# Rib (cap off) grilling steak - beef



## bcjude2009 (Jan 25, 2011)

Cleaning out the freezer I found two large steaks, almost enough for two meals. So I fed them, he eat the first one, bone too, and then the second one seemed to have a harder bone. After a bit I took it form him, and he was content, and I wrapped the bone up and put it away because there was still some meat left one it. I just gave it to him again (the next day) and he's really having a time with it. It seems a lot harder though and I don't know if I should be feeding it. He cracked a bit off of it, and eat it. He's a great chewer. But I'm worried if this bone is the type that's too hard. He loves chewing though, and he always got rawhide and crap bones before we started raw.. 

I know nothing of meat cuts, or bones, or what this even is besides beef :shocked:










Is that what marrow is? Should I be worried about sharp edges and splintering? I don't even know what splintering looks like. Oh, silly question too.. whatd does cap-off mean?

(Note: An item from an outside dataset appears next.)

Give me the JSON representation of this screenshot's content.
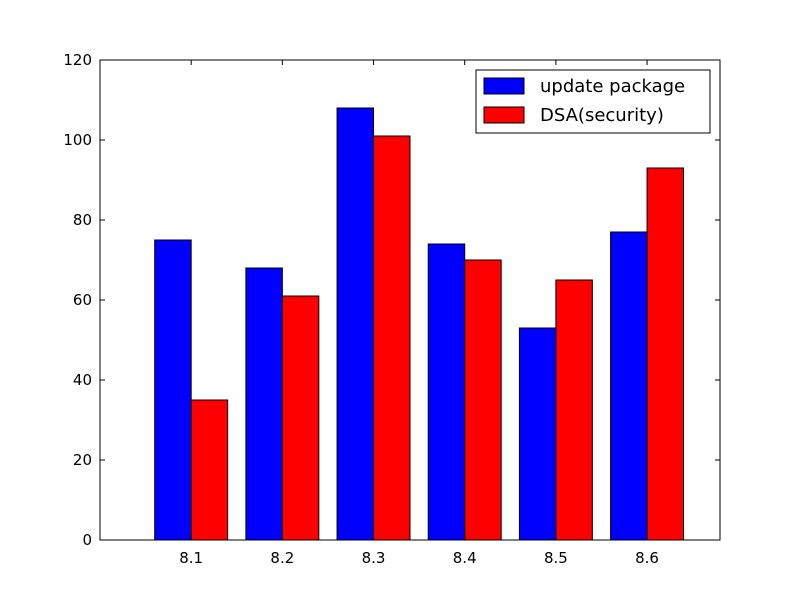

Edit: By having a time i mean he's quite enjoying chewing on it, haha.  Different slang!


----------



## Herzo (Feb 5, 2011)

I'm new to this raw so not an expert.I know a little about meat cuts.I think that's a rib steak.I have no idea what cap-off means.I have never heard that before.I think people use different wording in different parts of the country.That middle part is marrow.But I would say, and I don't know how big your dog is,but if he's having a time with it don't feed it to him.Are you sure he didn't swallow the first one?Maybe it was smaller?


----------



## luvMyBRT (Mar 8, 2010)

I think when they say "cap" they are talking about the layer of fat on the top. So cap off would be with out the top layer of fat. This cap of fat is what keeps the meat tender and juicy during cooking.


----------



## Herzo (Feb 5, 2011)

That very well could be it!Because a rib steak is a prime rib roast if it's not cut into steaks.And there usually is a layer of fat on it.


----------